Sometimes it can be nice to take a look back at the history of snooker, but most people will turn to the 80’s as the cornerstone of the game’s history, but the game has a far extended history going way back to the mid 1920’s when the first snooker world championship took place.
1927 was one of the most historical years in snookers history when the first snooker world championship was held, although at that time it was known as the professional snooker championship.
The first snooker world championship was organised by the legendary Joe Davis and Bill Camkin the year before the tournament took place in 1926.
The championships were held over several dates and venues, mainly to suit players from different regions of the UK as travel in those days was not quite as easy as it is now!!
Although Davis organised the event, it was consented by the governing body at the time (billiards association and control council) and ran from the 29th November 1926 to May 9th-12th 1927.
The final of the first snooker world championship took place in Camkins hall Birmingham where Joe Davis took the title by 20-11 by beating Tom Dennis over the period of three days.
Albert Cope made the highest break of the first snooker world championship which was a break of 60, to which he received a commemorative certificate from BAAC.
Albert Cope’s high break record was not beaten until 1929 where Joe Davis made a break of 61 in the final.
But lets not forget, the game was in its infancy in the 1920’s and only a couple of snooker/billiards clubs existed in the UK. Most tables in fact where kept in homes of the aristocrats of the time, so snooker/billiards was very much an exclusive game, made for the rich.

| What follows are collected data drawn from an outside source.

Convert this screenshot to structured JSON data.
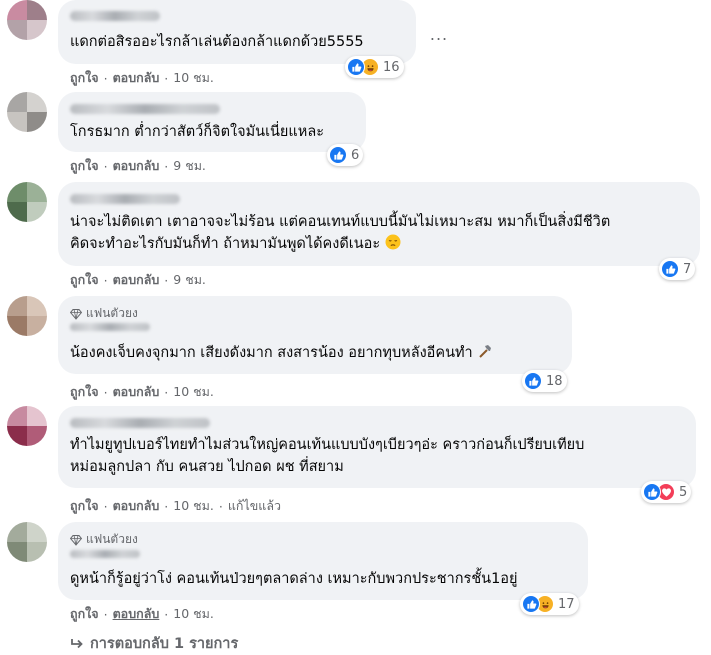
{
  "comments": [
    {
      "badge": "",
      "text_lines": [
        "แดกต่อสิรออะไรกล้าเล่นต้องกล้าแดกด้วย5555"
      ],
      "reactions": [
        "like",
        "haha"
      ],
      "reaction_count": "16",
      "actions": {
        "like": "ถูกใจ",
        "reply": "ตอบกลับ",
        "time": "10 ชม.",
        "edited": ""
      }
    },
    {
      "badge": "",
      "text_lines": [
        "โกรธมาก ต่ำกว่าสัตว์ก็จิตใจมันเนี่ยแหละ"
      ],
      "reactions": [
        "like"
      ],
      "reaction_count": "6",
      "actions": {
        "like": "ถูกใจ",
        "reply": "ตอบกลับ",
        "time": "9 ชม.",
        "edited": ""
      }
    },
    {
      "badge": "",
      "text_lines": [
        "น่าจะไม่ติดเตา เตาอาจจะไม่ร้อน แต่คอนเทนท์แบบนี้มันไม่เหมาะสม หมาก็เป็นสิ่งมีชีวิต",
        "คิดจะทำอะไรกับมันก็ทำ ถ้าหมามันพูดได้คงดีเนอะ"
      ],
      "reactions": [
        "like"
      ],
      "reaction_count": "7",
      "actions": {
        "like": "ถูกใจ",
        "reply": "ตอบกลับ",
        "time": "9 ชม.",
        "edited": ""
      }
    },
    {
      "badge": "แฟนตัวยง",
      "text_lines": [
        "น้องคงเจ็บคงจุกมาก เสียงดังมาก สงสารน้อง อยากทุบหลังอีคนทำ"
      ],
      "reactions": [
        "like"
      ],
      "reaction_count": "18",
      "actions": {
        "like": "ถูกใจ",
        "reply": "ตอบกลับ",
        "time": "10 ชม.",
        "edited": ""
      }
    },
    {
      "badge": "",
      "text_lines": [
        "ทำไมยูทูปเบอร์ไทยทำไมส่วนใหญ่คอนเท้นแบบบังๆเบียวๆอ่ะ คราวก่อนก็เปรียบเทียบ",
        "หม่อมลูกปลา กับ คนสวย ไปกอด ผช ที่สยาม"
      ],
      "reactions": [
        "like",
        "love"
      ],
      "reaction_count": "5",
      "actions": {
        "like": "ถูกใจ",
        "reply": "ตอบกลับ",
        "time": "10 ชม.",
        "edited": "แก้ไขแล้ว"
      }
    },
    {
      "badge": "แฟนตัวยง",
      "text_lines": [
        "ดูหน้าก็รู้อยู่ว่าโง่ คอนเท้นป่วยๆตลาดล่าง เหมาะกับพวกประชากรชั้น1อยู่"
      ],
      "reactions": [
        "like",
        "haha"
      ],
      "reaction_count": "17",
      "actions": {
        "like": "ถูกใจ",
        "reply": "ตอบกลับ",
        "time": "10 ชม.",
        "edited": ""
      }
    }
  ],
  "more_options_label": "...",
  "replies_link": "การตอบกลับ 1 รายการ",
  "icons": {
    "like": "thumbs-up-icon",
    "haha": "laughing-face-icon",
    "love": "heart-icon",
    "pensive": "pensive-face-emoji",
    "hammer": "hammer-emoji",
    "diamond": "diamond-icon",
    "reply_arrow": "reply-arrow-icon"
  },
  "colors": {
    "bubble": "#f0f2f5",
    "secondary_text": "#65676b",
    "like_blue": "#1877f2",
    "haha_yellow": "#f7b125",
    "love_red": "#f33e58"
  }
}
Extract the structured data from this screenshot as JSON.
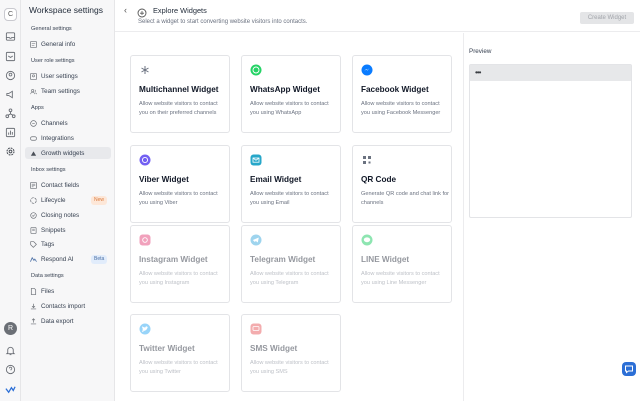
{
  "app": {
    "workspace_initial": "C",
    "user_initial": "R"
  },
  "rail_icons": [
    "inbox-icon",
    "contacts-icon",
    "chat-icon",
    "broadcast-icon",
    "workflow-icon",
    "reports-icon",
    "settings-icon",
    "bell-icon",
    "help-icon",
    "logo-icon"
  ],
  "sidebar": {
    "title": "Workspace settings",
    "sections": {
      "general": "General settings",
      "user_role": "User role settings",
      "apps": "Apps",
      "inbox": "Inbox settings",
      "data": "Data settings"
    },
    "items": {
      "general_info": "General info",
      "user_settings": "User settings",
      "team_settings": "Team settings",
      "channels": "Channels",
      "integrations": "Integrations",
      "growth_widgets": "Growth widgets",
      "contact_fields": "Contact fields",
      "lifecycle": "Lifecycle",
      "closing_notes": "Closing notes",
      "snippets": "Snippets",
      "tags": "Tags",
      "respond_ai": "Respond AI",
      "files": "Files",
      "contacts_import": "Contacts import",
      "data_export": "Data export"
    },
    "badges": {
      "lifecycle": "New",
      "respond_ai": "Beta"
    }
  },
  "header": {
    "back_glyph": "‹",
    "title": "Explore Widgets",
    "subtitle": "Select a widget to start converting website visitors into contacts.",
    "create_button": "Create Widget"
  },
  "widgets": [
    {
      "name": "Multichannel Widget",
      "desc": "Allow website visitors to contact you on their preferred channels",
      "icon": "asterisk-icon",
      "color": "#6b7280",
      "enabled": true
    },
    {
      "name": "WhatsApp Widget",
      "desc": "Allow website visitors to contact you using WhatsApp",
      "icon": "whatsapp-icon",
      "color": "#25d366",
      "enabled": true
    },
    {
      "name": "Facebook Widget",
      "desc": "Allow website visitors to contact you using Facebook Messenger",
      "icon": "messenger-icon",
      "color": "#0a7cff",
      "enabled": true
    },
    {
      "name": "Viber Widget",
      "desc": "Allow website visitors to contact you using Viber",
      "icon": "viber-icon",
      "color": "#7360f2",
      "enabled": true
    },
    {
      "name": "Email Widget",
      "desc": "Allow website visitors to contact you using Email",
      "icon": "email-icon",
      "color": "#27a7c9",
      "enabled": true
    },
    {
      "name": "QR Code",
      "desc": "Generate QR code and chat link for channels",
      "icon": "qr-code-icon",
      "color": "#6b7280",
      "enabled": true
    },
    {
      "name": "Instagram Widget",
      "desc": "Allow website visitors to contact you using Instagram",
      "icon": "instagram-icon",
      "color": "#e1306c",
      "enabled": false
    },
    {
      "name": "Telegram Widget",
      "desc": "Allow website visitors to contact you using Telegram",
      "icon": "telegram-icon",
      "color": "#2aa1da",
      "enabled": false
    },
    {
      "name": "LINE Widget",
      "desc": "Allow website visitors to contact you using Line Messenger",
      "icon": "line-icon",
      "color": "#06c755",
      "enabled": false
    },
    {
      "name": "Twitter Widget",
      "desc": "Allow website visitors to contact you using Twitter",
      "icon": "twitter-icon",
      "color": "#1da1f2",
      "enabled": false
    },
    {
      "name": "SMS Widget",
      "desc": "Allow website visitors to contact you using SMS",
      "icon": "sms-icon",
      "color": "#e5484d",
      "enabled": false
    }
  ],
  "preview": {
    "title": "Preview",
    "dots": "•••"
  },
  "colors": {
    "accent": "#2c6fd6",
    "active_item_bg": "#e8e9ec"
  }
}
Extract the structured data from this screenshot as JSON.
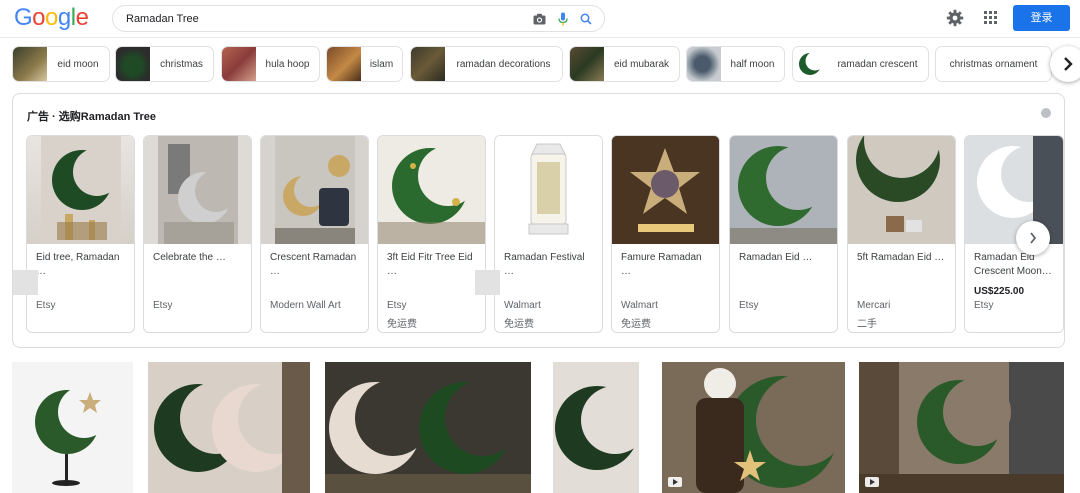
{
  "header": {
    "logo": [
      "G",
      "o",
      "o",
      "g",
      "l",
      "e"
    ],
    "logo_colors": [
      "#4285f4",
      "#ea4335",
      "#fbbc05",
      "#4285f4",
      "#34a853",
      "#ea4335"
    ],
    "search_value": "Ramadan Tree",
    "signin_label": "登录"
  },
  "chips": [
    {
      "label": "eid moon"
    },
    {
      "label": "christmas"
    },
    {
      "label": "hula hoop"
    },
    {
      "label": "islam"
    },
    {
      "label": "ramadan decorations"
    },
    {
      "label": "eid mubarak"
    },
    {
      "label": "half moon"
    },
    {
      "label": "ramadan crescent"
    },
    {
      "label": "christmas ornament"
    }
  ],
  "ads": {
    "title": "广告 · 选购Ramadan Tree",
    "products": [
      {
        "title": "Eid tree, Ramadan …",
        "price": "",
        "seller": "Etsy",
        "shipping": ""
      },
      {
        "title": "Celebrate the …",
        "price": "",
        "seller": "Etsy",
        "shipping": ""
      },
      {
        "title": "Crescent Ramadan …",
        "price": "",
        "seller": "Modern Wall Art",
        "shipping": ""
      },
      {
        "title": "3ft Eid Fitr Tree Eid …",
        "price": "",
        "seller": "Etsy",
        "shipping": "免运费"
      },
      {
        "title": "Ramadan Festival …",
        "price": "",
        "seller": "Walmart",
        "shipping": "免运费"
      },
      {
        "title": "Famure Ramadan …",
        "price": "",
        "seller": "Walmart",
        "shipping": "免运费"
      },
      {
        "title": "Ramadan Eid …",
        "price": "",
        "seller": "Etsy",
        "shipping": ""
      },
      {
        "title": "5ft Ramadan Eid …",
        "price": "",
        "seller": "Mercari",
        "shipping": "二手"
      },
      {
        "title": "Ramadan Eid Crescent Moon…",
        "price": "US$225.00",
        "seller": "Etsy",
        "shipping": ""
      }
    ]
  },
  "icons": {
    "camera": "camera-icon",
    "mic": "microphone-icon",
    "search": "search-icon",
    "settings": "gear-icon",
    "apps": "apps-grid-icon",
    "next": "chevron-right-icon",
    "info": "info-icon",
    "play": "play-icon"
  },
  "colors": {
    "brand_blue": "#1a73e8",
    "text": "#202124",
    "muted": "#5f6368"
  }
}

It wasn’t really until the late 60’s that snooker started to take a foothold when the likes of Alex “hurricane” Higgins came into snooker, to which he had a revolutionary effect on the game and how it was played. Alex made snooker cool and it appealed to a much younger generation of peers.
And comparing snooker in 1926/27 to present is a very hard task, but without such passionate players back in the 1920’s such as Joe Davis, who set up the first snooker world championship, we might not even have the game we love so much today.